Management was very careful about offering any exact projections (sometimes I think they like the share price low) but you could read into their remarks operating cash flow is going to improve by a lot. It needs to, so that's good. Sales for the whole organisation are likely going to increase in Q4 YoY. A significant order just missed getting shipped this quarter, making this quarter look a little worse and the next one probably a little better than it should. Break-even on a company basis is likely not happening until well into next fiscal year but there seems to be a preliminary plan to get there and the conviction it is possible within a reasonable time frame.

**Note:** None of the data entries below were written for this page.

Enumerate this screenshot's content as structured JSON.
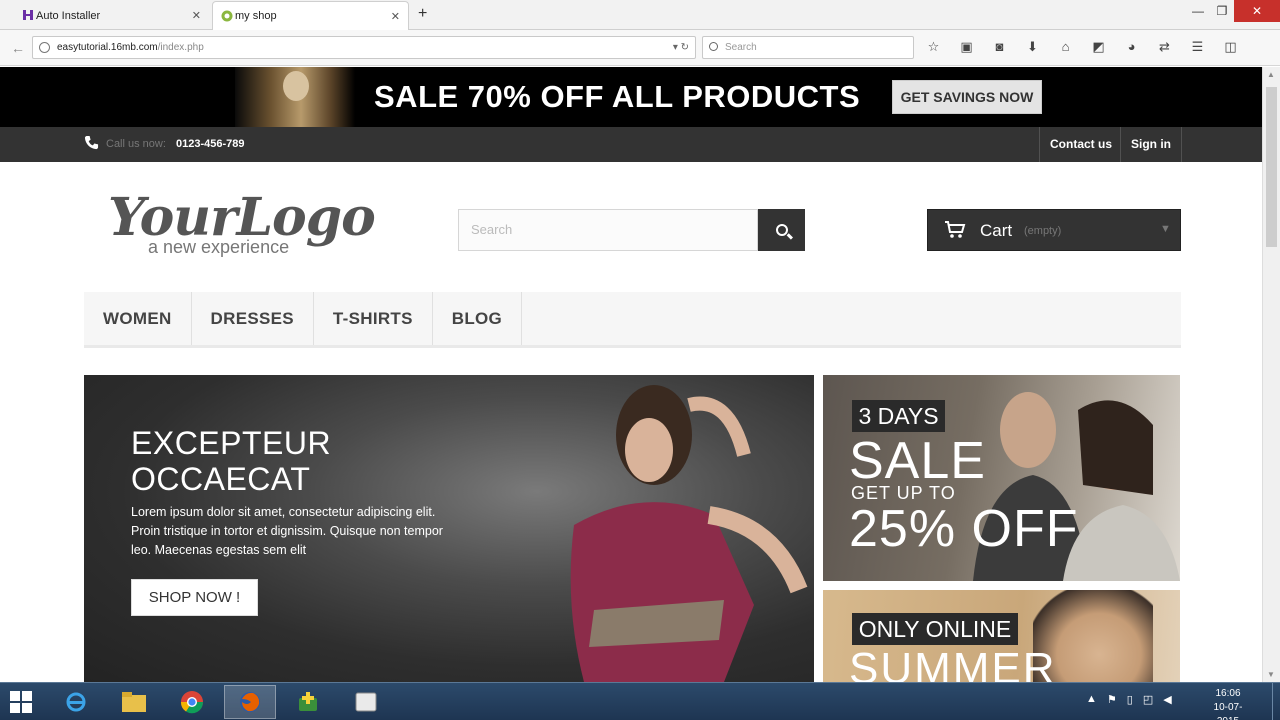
{
  "browser": {
    "tabs": [
      {
        "title": "Auto Installer",
        "icon": "hostinger-icon",
        "active": false
      },
      {
        "title": "my shop",
        "icon": "prestashop-icon",
        "active": true
      }
    ],
    "new_tab_label": "+",
    "url_host": "easytutorial.16mb.com",
    "url_path": "/index.php",
    "search_placeholder": "Search",
    "toolbar_icons": [
      "star-icon",
      "clipboard-icon",
      "pocket-icon",
      "download-icon",
      "home-icon",
      "screenshot-icon",
      "chat-icon",
      "sync-icon",
      "menu-icon",
      "profile-icon"
    ]
  },
  "promo": {
    "text": "SALE 70% OFF ALL PRODUCTS",
    "button": "GET SAVINGS NOW"
  },
  "topbar": {
    "call_label": "Call us now:",
    "phone": "0123-456-789",
    "contact": "Contact us",
    "signin": "Sign in"
  },
  "logo": {
    "main": "YourLogo",
    "tagline": "a new experience"
  },
  "shop_search": {
    "placeholder": "Search"
  },
  "cart": {
    "label": "Cart",
    "status": "(empty)"
  },
  "menu": [
    "WOMEN",
    "DRESSES",
    "T-SHIRTS",
    "BLOG"
  ],
  "hero": {
    "title_line1": "EXCEPTEUR",
    "title_line2": "OCCAECAT",
    "body": "Lorem ipsum dolor sit amet, consectetur adipiscing elit. Proin tristique in tortor et dignissim. Quisque non tempor leo. Maecenas egestas sem elit",
    "button": "SHOP NOW !"
  },
  "side_banner_1": {
    "badge": "3 DAYS",
    "headline": "SALE",
    "sub": "GET UP TO",
    "offer": "25% OFF"
  },
  "side_banner_2": {
    "badge": "ONLY ONLINE",
    "headline": "SUMMER"
  },
  "taskbar": {
    "apps": [
      "internet-explorer-icon",
      "file-explorer-icon",
      "chrome-icon",
      "firefox-icon",
      "installer-icon",
      "window-icon"
    ],
    "time": "16:06",
    "date": "10-07-2015"
  },
  "colors": {
    "topbar": "#333333",
    "promo_bg": "#000000",
    "button_dark": "#333333",
    "taskbar": "#1e3552"
  }
}
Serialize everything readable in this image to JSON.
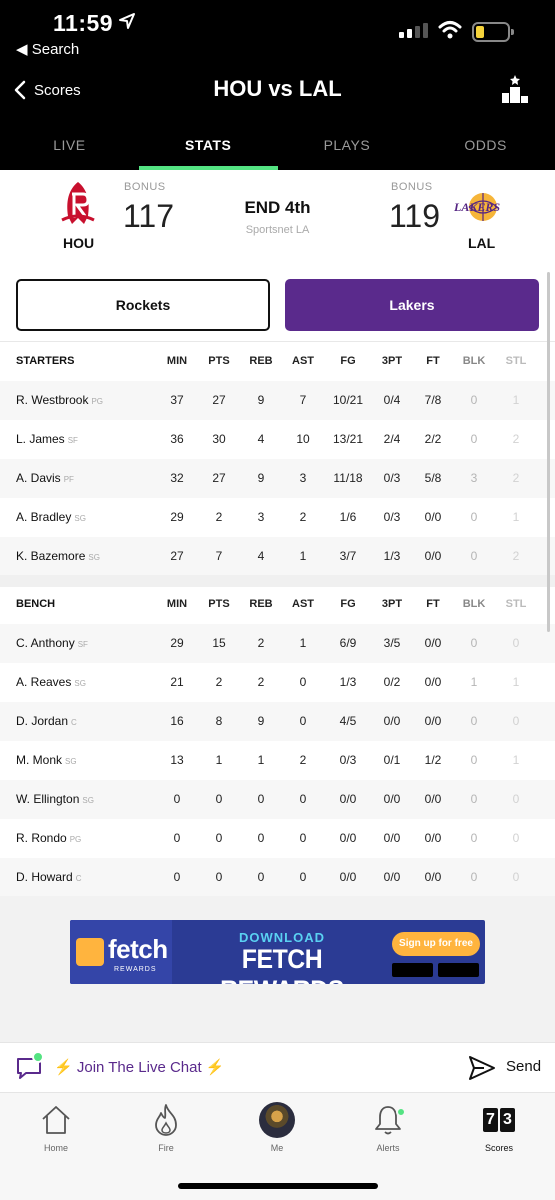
{
  "status_bar": {
    "time": "11:59",
    "back_app": "Search"
  },
  "nav": {
    "back_label": "Scores",
    "title": "HOU vs LAL"
  },
  "tabs": [
    {
      "label": "LIVE",
      "active": false
    },
    {
      "label": "STATS",
      "active": true
    },
    {
      "label": "PLAYS",
      "active": false
    },
    {
      "label": "ODDS",
      "active": false
    }
  ],
  "game": {
    "home": {
      "abbr": "HOU",
      "score": "117",
      "bonus": "BONUS",
      "color": "#c8102e"
    },
    "away": {
      "abbr": "LAL",
      "score": "119",
      "bonus": "BONUS",
      "color": "#552583"
    },
    "status": "END 4th",
    "network": "Sportsnet LA"
  },
  "team_toggle": {
    "left": "Rockets",
    "right": "Lakers",
    "selected": "Lakers",
    "selected_color": "#5a2a8c"
  },
  "stat_columns": [
    "MIN",
    "PTS",
    "REB",
    "AST",
    "FG",
    "3PT",
    "FT",
    "BLK",
    "STL"
  ],
  "starters": {
    "label": "STARTERS",
    "players": [
      {
        "name": "R. Westbrook",
        "pos": "PG",
        "stats": [
          "37",
          "27",
          "9",
          "7",
          "10/21",
          "0/4",
          "7/8",
          "0",
          "1"
        ]
      },
      {
        "name": "L. James",
        "pos": "SF",
        "stats": [
          "36",
          "30",
          "4",
          "10",
          "13/21",
          "2/4",
          "2/2",
          "0",
          "2"
        ]
      },
      {
        "name": "A. Davis",
        "pos": "PF",
        "stats": [
          "32",
          "27",
          "9",
          "3",
          "11/18",
          "0/3",
          "5/8",
          "3",
          "2"
        ]
      },
      {
        "name": "A. Bradley",
        "pos": "SG",
        "stats": [
          "29",
          "2",
          "3",
          "2",
          "1/6",
          "0/3",
          "0/0",
          "0",
          "1"
        ]
      },
      {
        "name": "K. Bazemore",
        "pos": "SG",
        "stats": [
          "27",
          "7",
          "4",
          "1",
          "3/7",
          "1/3",
          "0/0",
          "0",
          "2"
        ]
      }
    ]
  },
  "bench": {
    "label": "BENCH",
    "players": [
      {
        "name": "C. Anthony",
        "pos": "SF",
        "stats": [
          "29",
          "15",
          "2",
          "1",
          "6/9",
          "3/5",
          "0/0",
          "0",
          "0"
        ]
      },
      {
        "name": "A. Reaves",
        "pos": "SG",
        "stats": [
          "21",
          "2",
          "2",
          "0",
          "1/3",
          "0/2",
          "0/0",
          "1",
          "1"
        ]
      },
      {
        "name": "D. Jordan",
        "pos": "C",
        "stats": [
          "16",
          "8",
          "9",
          "0",
          "4/5",
          "0/0",
          "0/0",
          "0",
          "0"
        ]
      },
      {
        "name": "M. Monk",
        "pos": "SG",
        "stats": [
          "13",
          "1",
          "1",
          "2",
          "0/3",
          "0/1",
          "1/2",
          "0",
          "1"
        ]
      },
      {
        "name": "W. Ellington",
        "pos": "SG",
        "stats": [
          "0",
          "0",
          "0",
          "0",
          "0/0",
          "0/0",
          "0/0",
          "0",
          "0"
        ]
      },
      {
        "name": "R. Rondo",
        "pos": "PG",
        "stats": [
          "0",
          "0",
          "0",
          "0",
          "0/0",
          "0/0",
          "0/0",
          "0",
          "0"
        ]
      },
      {
        "name": "D. Howard",
        "pos": "C",
        "stats": [
          "0",
          "0",
          "0",
          "0",
          "0/0",
          "0/0",
          "0/0",
          "0",
          "0"
        ]
      }
    ]
  },
  "ad": {
    "brand": "fetch",
    "brand_sub": "REWARDS",
    "download": "DOWNLOAD",
    "headline": "FETCH REWARDS",
    "cta": "Sign up for free"
  },
  "chat": {
    "label": "Join The Live Chat",
    "send": "Send"
  },
  "tab_bar": [
    {
      "label": "Home",
      "icon": "home-icon"
    },
    {
      "label": "Fire",
      "icon": "fire-icon"
    },
    {
      "label": "Me",
      "icon": "avatar"
    },
    {
      "label": "Alerts",
      "icon": "bell-icon"
    },
    {
      "label": "Scores",
      "icon": "scoreboard-icon",
      "digits": [
        "7",
        "3"
      ],
      "active": true
    }
  ]
}
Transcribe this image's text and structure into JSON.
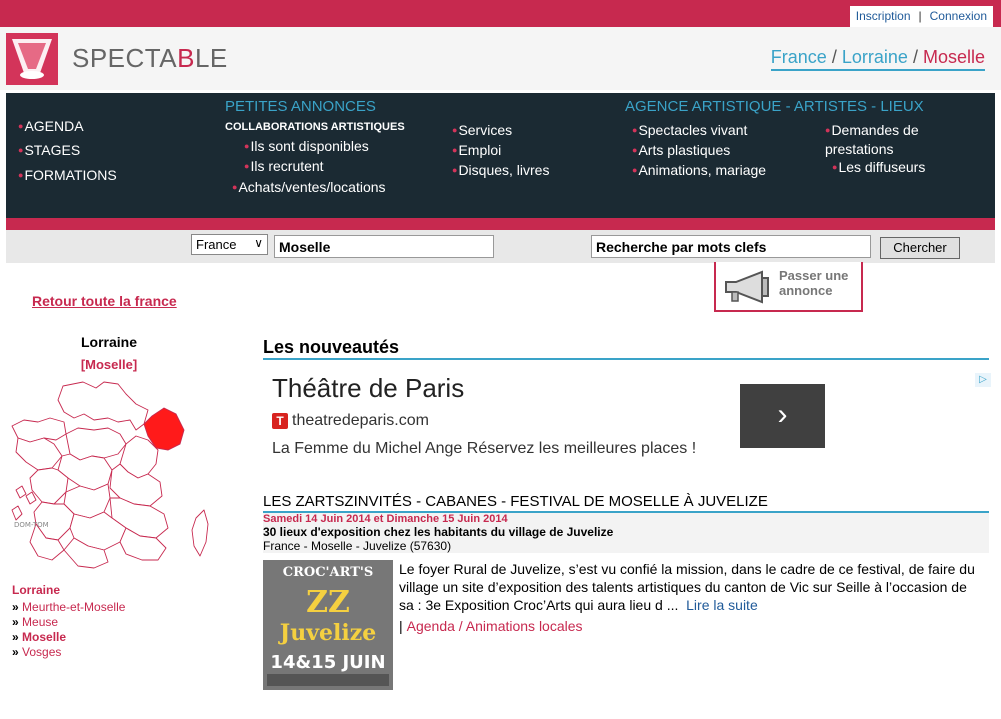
{
  "auth": {
    "signup": "Inscription",
    "separator": "|",
    "login": "Connexion"
  },
  "brand": {
    "name_a": "SPECTA",
    "name_b": "B",
    "name_c": "LE"
  },
  "breadcrumb": {
    "country": "France",
    "sep1": "/",
    "region": "Lorraine",
    "sep2": "/",
    "department": "Moselle"
  },
  "nav": {
    "left": [
      "AGENDA",
      "STAGES",
      "FORMATIONS"
    ],
    "classifieds_title": "PETITES ANNONCES",
    "collab_title": "COLLABORATIONS ARTISTIQUES",
    "collab_items": [
      "Ils sont disponibles",
      "Ils recrutent",
      "Achats/ventes/locations"
    ],
    "services_items": [
      "Services",
      "Emploi",
      "Disques, livres"
    ],
    "agency_title": "AGENCE ARTISTIQUE - ARTISTES - LIEUX",
    "agency_items": [
      "Spectacles vivant",
      "Arts plastiques",
      "Animations, mariage"
    ],
    "agency_right": [
      "Demandes de prestations",
      "Les diffuseurs"
    ]
  },
  "search": {
    "country_selected": "France",
    "location_value": "Moselle",
    "keywords_value": "Recherche par mots clefs",
    "submit_label": "Chercher"
  },
  "post_ad": {
    "line1": "Passer une",
    "line2": "annonce"
  },
  "sidebar": {
    "back_link": "Retour toute la france",
    "region_name": "Lorraine",
    "department_tag": "[Moselle]",
    "map_label": "DOM-TOM",
    "list_title": "Lorraine",
    "departments": [
      "Meurthe-et-Moselle",
      "Meuse",
      "Moselle",
      "Vosges"
    ],
    "bullet": "»"
  },
  "main": {
    "section_title": "Les nouveautés",
    "ad": {
      "title": "Théâtre de Paris",
      "site_letter": "T",
      "site": "theatredeparis.com",
      "desc": "La Femme du Michel Ange Réservez les meilleures places !",
      "arrow": "›"
    },
    "event": {
      "title": "LES ZARTSZINVITÉS - CABANES - FESTIVAL DE MOSELLE À JUVELIZE",
      "date": "Samedi 14 Juin 2014 et Dimanche 15 Juin 2014",
      "subtitle": "30 lieux d'exposition chez les habitants du village de Juvelize",
      "location": "France - Moselle - Juvelize (57630)",
      "text": "Le foyer Rural de Juvelize, s’est vu confié la mission, dans le cadre de ce festival, de faire du village un site d’exposition des talents artistiques du canton de Vic sur Seille à l’occasion de sa : 3e Exposition Croc’Arts qui aura lieu d ...",
      "read_more": "Lire la suite",
      "category_sep": "|",
      "category": "Agenda / Animations locales",
      "poster": {
        "line1": "CROC'ART'S",
        "line2": "ZZ",
        "line3": "Juvelize",
        "line4": "14&15 JUIN"
      }
    }
  },
  "colors": {
    "accent": "#c7294f",
    "nav_bg": "#1b2a33",
    "link_blue": "#3aa3c8"
  }
}
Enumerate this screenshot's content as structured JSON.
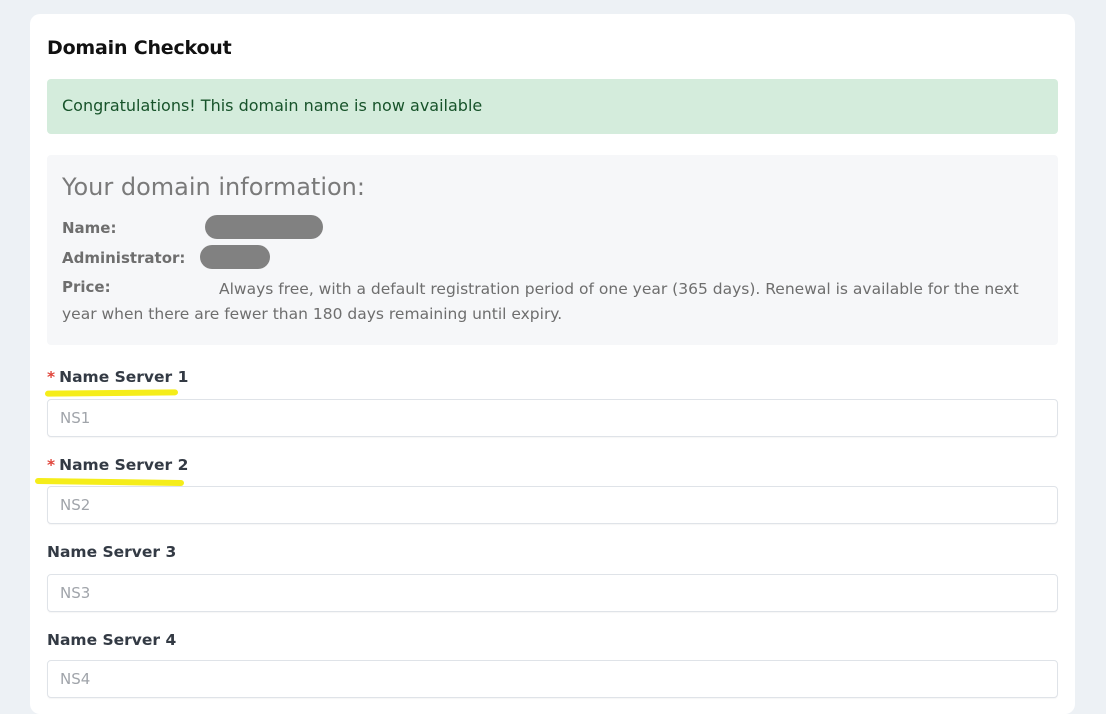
{
  "title": "Domain Checkout",
  "alert": {
    "text": "Congratulations! This domain name is now available",
    "color": "#d4ecdc"
  },
  "info": {
    "heading": "Your domain information:",
    "name_label": "Name:",
    "admin_label": "Administrator:",
    "price_label": "Price:",
    "price_text": "Always free, with a default registration period of one year (365 days). Renewal is available for the next year when there are fewer than 180 days remaining until expiry."
  },
  "fields": [
    {
      "label": "Name Server 1",
      "placeholder": "NS1",
      "value": ""
    },
    {
      "label": "Name Server 2",
      "placeholder": "NS2",
      "value": ""
    },
    {
      "label": "Name Server 3",
      "placeholder": "NS3",
      "value": ""
    },
    {
      "label": "Name Server 4",
      "placeholder": "NS4",
      "value": ""
    }
  ],
  "required_mark": "*",
  "colors": {
    "accent_required": "#e0443a",
    "highlight": "#f5ed1a",
    "background": "#edf1f5"
  }
}
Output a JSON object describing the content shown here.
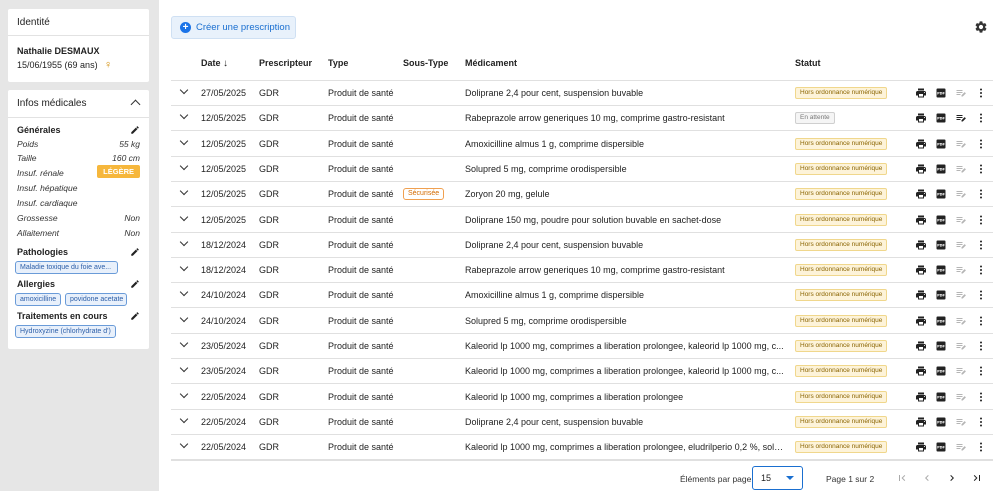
{
  "identity": {
    "title": "Identité",
    "name": "Nathalie DESMAUX",
    "dob": "15/06/1955 (69 ans)",
    "sex_icon": "female-icon"
  },
  "medical": {
    "title": "Infos médicales",
    "general_title": "Générales",
    "weight_label": "Poids",
    "weight_value": "55 kg",
    "height_label": "Taille",
    "height_value": "160 cm",
    "renal_label": "Insuf. rénale",
    "renal_value": "LÉGÈRE",
    "hepatic_label": "Insuf. hépatique",
    "cardiac_label": "Insuf. cardiaque",
    "pregnancy_label": "Grossesse",
    "pregnancy_value": "Non",
    "breastfeeding_label": "Allaitement",
    "breastfeeding_value": "Non",
    "pathologies_title": "Pathologies",
    "pathologies": [
      "Maladie toxique du foie ave..."
    ],
    "allergies_title": "Allergies",
    "allergies": [
      "amoxicilline",
      "povidone acetate"
    ],
    "treatments_title": "Traitements en cours",
    "treatments": [
      "Hydroxyzine (chlorhydrate d')"
    ]
  },
  "toolbar": {
    "create_label": "Créer une prescription",
    "settings_icon": "gear-icon"
  },
  "table": {
    "headers": {
      "date": "Date",
      "prescriber": "Prescripteur",
      "type": "Type",
      "subtype": "Sous-Type",
      "drug": "Médicament",
      "status": "Statut"
    },
    "rows": [
      {
        "date": "27/05/2025",
        "prescriber": "GDR",
        "type": "Produit de santé",
        "subtype": "",
        "drug": "Doliprane 2,4 pour cent, suspension buvable",
        "status": "Hors ordonnance numérique"
      },
      {
        "date": "12/05/2025",
        "prescriber": "GDR",
        "type": "Produit de santé",
        "subtype": "",
        "drug": "Rabeprazole arrow generiques 10 mg, comprime gastro-resistant",
        "status": "En attente"
      },
      {
        "date": "12/05/2025",
        "prescriber": "GDR",
        "type": "Produit de santé",
        "subtype": "",
        "drug": "Amoxicilline almus 1 g, comprime dispersible",
        "status": "Hors ordonnance numérique"
      },
      {
        "date": "12/05/2025",
        "prescriber": "GDR",
        "type": "Produit de santé",
        "subtype": "",
        "drug": "Solupred 5 mg, comprime orodispersible",
        "status": "Hors ordonnance numérique"
      },
      {
        "date": "12/05/2025",
        "prescriber": "GDR",
        "type": "Produit de santé",
        "subtype": "Sécurisée",
        "drug": "Zoryon 20 mg, gelule",
        "status": "Hors ordonnance numérique"
      },
      {
        "date": "12/05/2025",
        "prescriber": "GDR",
        "type": "Produit de santé",
        "subtype": "",
        "drug": "Doliprane 150 mg, poudre pour solution buvable en sachet-dose",
        "status": "Hors ordonnance numérique"
      },
      {
        "date": "18/12/2024",
        "prescriber": "GDR",
        "type": "Produit de santé",
        "subtype": "",
        "drug": "Doliprane 2,4 pour cent, suspension buvable",
        "status": "Hors ordonnance numérique"
      },
      {
        "date": "18/12/2024",
        "prescriber": "GDR",
        "type": "Produit de santé",
        "subtype": "",
        "drug": "Rabeprazole arrow generiques 10 mg, comprime gastro-resistant",
        "status": "Hors ordonnance numérique"
      },
      {
        "date": "24/10/2024",
        "prescriber": "GDR",
        "type": "Produit de santé",
        "subtype": "",
        "drug": "Amoxicilline almus 1 g, comprime dispersible",
        "status": "Hors ordonnance numérique"
      },
      {
        "date": "24/10/2024",
        "prescriber": "GDR",
        "type": "Produit de santé",
        "subtype": "",
        "drug": "Solupred 5 mg, comprime orodispersible",
        "status": "Hors ordonnance numérique"
      },
      {
        "date": "23/05/2024",
        "prescriber": "GDR",
        "type": "Produit de santé",
        "subtype": "",
        "drug": "Kaleorid lp 1000 mg, comprimes a liberation prolongee, kaleorid lp 1000 mg, c...",
        "status": "Hors ordonnance numérique"
      },
      {
        "date": "23/05/2024",
        "prescriber": "GDR",
        "type": "Produit de santé",
        "subtype": "",
        "drug": "Kaleorid lp 1000 mg, comprimes a liberation prolongee, kaleorid lp 1000 mg, c...",
        "status": "Hors ordonnance numérique"
      },
      {
        "date": "22/05/2024",
        "prescriber": "GDR",
        "type": "Produit de santé",
        "subtype": "",
        "drug": "Kaleorid lp 1000 mg, comprimes a liberation prolongee",
        "status": "Hors ordonnance numérique"
      },
      {
        "date": "22/05/2024",
        "prescriber": "GDR",
        "type": "Produit de santé",
        "subtype": "",
        "drug": "Doliprane 2,4 pour cent, suspension buvable",
        "status": "Hors ordonnance numérique"
      },
      {
        "date": "22/05/2024",
        "prescriber": "GDR",
        "type": "Produit de santé",
        "subtype": "",
        "drug": "Kaleorid lp 1000 mg, comprimes a liberation prolongee, eludrilperio 0,2 %, solu...",
        "status": "Hors ordonnance numérique"
      }
    ]
  },
  "pagination": {
    "per_page_label": "Éléments par page",
    "per_page_value": "15",
    "page_info": "Page 1 sur 2"
  },
  "colors": {
    "accent": "#1a73e8",
    "status_hors_bg": "#fdf3d9",
    "legere_badge": "#f6b73c",
    "secure_badge": "#d36a00"
  }
}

Finally, management more or less admitted the PMT division could get profitable if the global organisation were decreased. Management also said it wasn't going to happen but it's a good way to think about this investment opportunity. The existing business consists of a lot of costs/infrastructure that isn't needed to support it. The company is doing $140 million in revenue and can go to $180 without increasing its cost base much. The business is loss making but it is improving. The cash on the balance sheet exceeds the company's market cap. There are so many ways out of this pickle, the company is in. Richardson is taking the long winding road that is annoying shareholders but perhaps one day we arrive at that spot with the dazzling view where he is taking us. If we don't and we get stuck somewhere along that road, there are lots of other options to explore.

I continue to hold, impatiently (I am human) but curious what the next few twists and turns will bring. I'm expecting this investment can't turn out too bad and could possibly turn out very good.

Disclosure: I am/we are long RELL.

I wrote this article myself, and it expresses my own opinions. I am not receiving compensation for it (other than from Seeking Alpha). I have no business relationship with any company whose stock is mentioned in this article.